On Wednesday, May 16, 2012 9:06:12 AM UTC-4, Ben Noordhuis wrote:
> > Thanks, Ben - I figured you'd be the one to pick this up. (btw - how do
> you
> > pronounce your name?)
>
> 'North house' is a close enough approximation. :-)
>
Thanks for clearing that up for everyone. Maybe that can go in the group
FAQ? :o)
>
> > The reason I think it may be a bug is that the output of the test script
> > (sans assertion) is as follows:
> >
> > Tue May 15 2012 19:21:53 GMT-0700 (PDT)
> > 1326405600000 Thu Jan 12 2012 14:00:00 GMT-0500 (EST)
> > 1326405600000 Thu Jan 12 2012 17:00:00 GMT-0500 (EST)
> >
> > Two dates have identical getTime() values but different hours with the
> > *same* tzinfo (EST). Regardless of which TZ is the current one, that
> should
> > never happen, correct? It's a matter of internal consistency; one of
> those
> > lines has got to be wrong. (The bottom line is correct; the date appears
> to
> > be parsed as though the TZ is still America/LA)
>
> Yes, that's a V8 bug. It's mostly* fixed in master.
>
> Your example still won't work quite right (the assertion will fail)
> unless you `export TZ="America/New_York"` before running the script.

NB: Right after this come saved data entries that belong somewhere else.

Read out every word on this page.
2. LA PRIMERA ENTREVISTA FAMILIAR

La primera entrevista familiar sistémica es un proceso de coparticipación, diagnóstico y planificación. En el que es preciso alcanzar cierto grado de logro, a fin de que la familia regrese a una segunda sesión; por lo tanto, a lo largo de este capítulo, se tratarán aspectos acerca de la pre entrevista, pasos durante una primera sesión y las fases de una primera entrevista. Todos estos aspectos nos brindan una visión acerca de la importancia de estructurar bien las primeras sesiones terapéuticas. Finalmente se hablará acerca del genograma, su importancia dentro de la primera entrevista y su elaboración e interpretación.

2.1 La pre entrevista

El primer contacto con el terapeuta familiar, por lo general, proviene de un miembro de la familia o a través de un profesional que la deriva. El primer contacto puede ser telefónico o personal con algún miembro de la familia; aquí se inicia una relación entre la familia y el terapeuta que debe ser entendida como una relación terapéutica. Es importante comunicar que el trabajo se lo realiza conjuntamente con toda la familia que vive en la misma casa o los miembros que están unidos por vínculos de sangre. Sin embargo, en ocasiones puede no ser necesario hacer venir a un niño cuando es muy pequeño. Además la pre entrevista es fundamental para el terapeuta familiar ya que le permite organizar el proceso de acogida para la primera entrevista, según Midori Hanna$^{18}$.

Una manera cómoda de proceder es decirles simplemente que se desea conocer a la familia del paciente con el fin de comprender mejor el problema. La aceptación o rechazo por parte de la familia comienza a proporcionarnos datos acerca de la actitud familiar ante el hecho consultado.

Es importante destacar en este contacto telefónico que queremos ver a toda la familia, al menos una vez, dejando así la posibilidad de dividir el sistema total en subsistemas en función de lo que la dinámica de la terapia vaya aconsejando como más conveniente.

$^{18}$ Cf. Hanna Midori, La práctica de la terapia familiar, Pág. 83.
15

> That can't really be helped, I'm afraid.
>
> * There is still a bug in timezone handling on Solaris.
>
Good to know. I've abandoned my dumb approach and am now using node-time
(which appears to have some oddities of its own lurking in the corner
cases).
I figured something must be caching the TZinfo; here's a script that shows
some perplexing behavior on OS X:
var d;
console.log(new Date().toString());
process.env.TZ = 'America/Los_Angeles';
d = new Date('2012-1-12 02:00 PM');
console.log(new Date().toString());
process.env.TZ = "America/New_York";
d = new Date('2012-1-12 02:00 PM');
console.log(new Date().toString());
process.env.TZ = 'America/Los_Angeles';
d = new Date('2012-1-12 02:00 PM');
console.log(new Date().toString());
process.env.TZ = 'America/Chicago';
d = new Date('2012-1-12 02:00 PM');
console.log(new Date().toString());
process.env.TZ = 'Hongkong';
d = new Date('2012-1-12 02:00 PM');
console.log(new Date().toString());
process.env.TZ = "America/New_York";
d = new Date('2012-1-12 02:00 PM');
console.log(new Date().toString());
When run with $TZ == undefined, I *usually* get:
Wed May 16 2012 17:06:22 GMT-0400 (EDT)
Wed May 16 2012 14:06:22 GMT-0700 (PDT)
Wed May 16 2012 14:06:22 GMT-0700 (PDT)
Wed May 16 2012 14:06:22 GMT-0700 (PDT)
Wed May 16 2012 14:06:22 GMT-0700 (PDT)
Wed May 16 2012 14:06:22 GMT-0700 (PDT)
Wed May 16 2012 14:06:22 GMT-0700 (PDT)
But every now and then I get:
Wed May 16 2012 17:10:14 GMT-0400 (EDT)
Wed May 16 2012 14:10:14 GMT-0700 (PDT)
Wed May 16 2012 17:10:14 GMT-0400 (EDT)
Wed May 16 2012 17:10:14 GMT-0400 (EDT)
Wed May 16 2012 17:10:14 GMT-0400 (EDT)
Wed May 16 2012 17:10:14 GMT-0400 (EDT)
Wed May 16 2012 17:10:14 GMT-0400 (EDT)
And on rare times I get:
Wed May 16 2012 17:09:25 GMT-0400 (EDT)
Wed May 16 2012 14:09:25 GMT-0700 (PDT)
Wed May 16 2012 14:09:25 GMT-0700 (PDT)
Wed May 16 2012 14:09:25 GMT-0700 (PDT)
Wed May 16 2012 16:09:25 GMT-0500 (CDT)
Thu May 17 2012 05:09:25 GMT+0800 (HKT)
Wed May 16 2012 17:09:25 GMT-0400 (EDT)
Which I'd normally think was a race condition somewhere, but it's not
apparent to me where there'd be a race. For added fun you can export TZ=GMT
or something to spice it up; it's just stochastic as hell.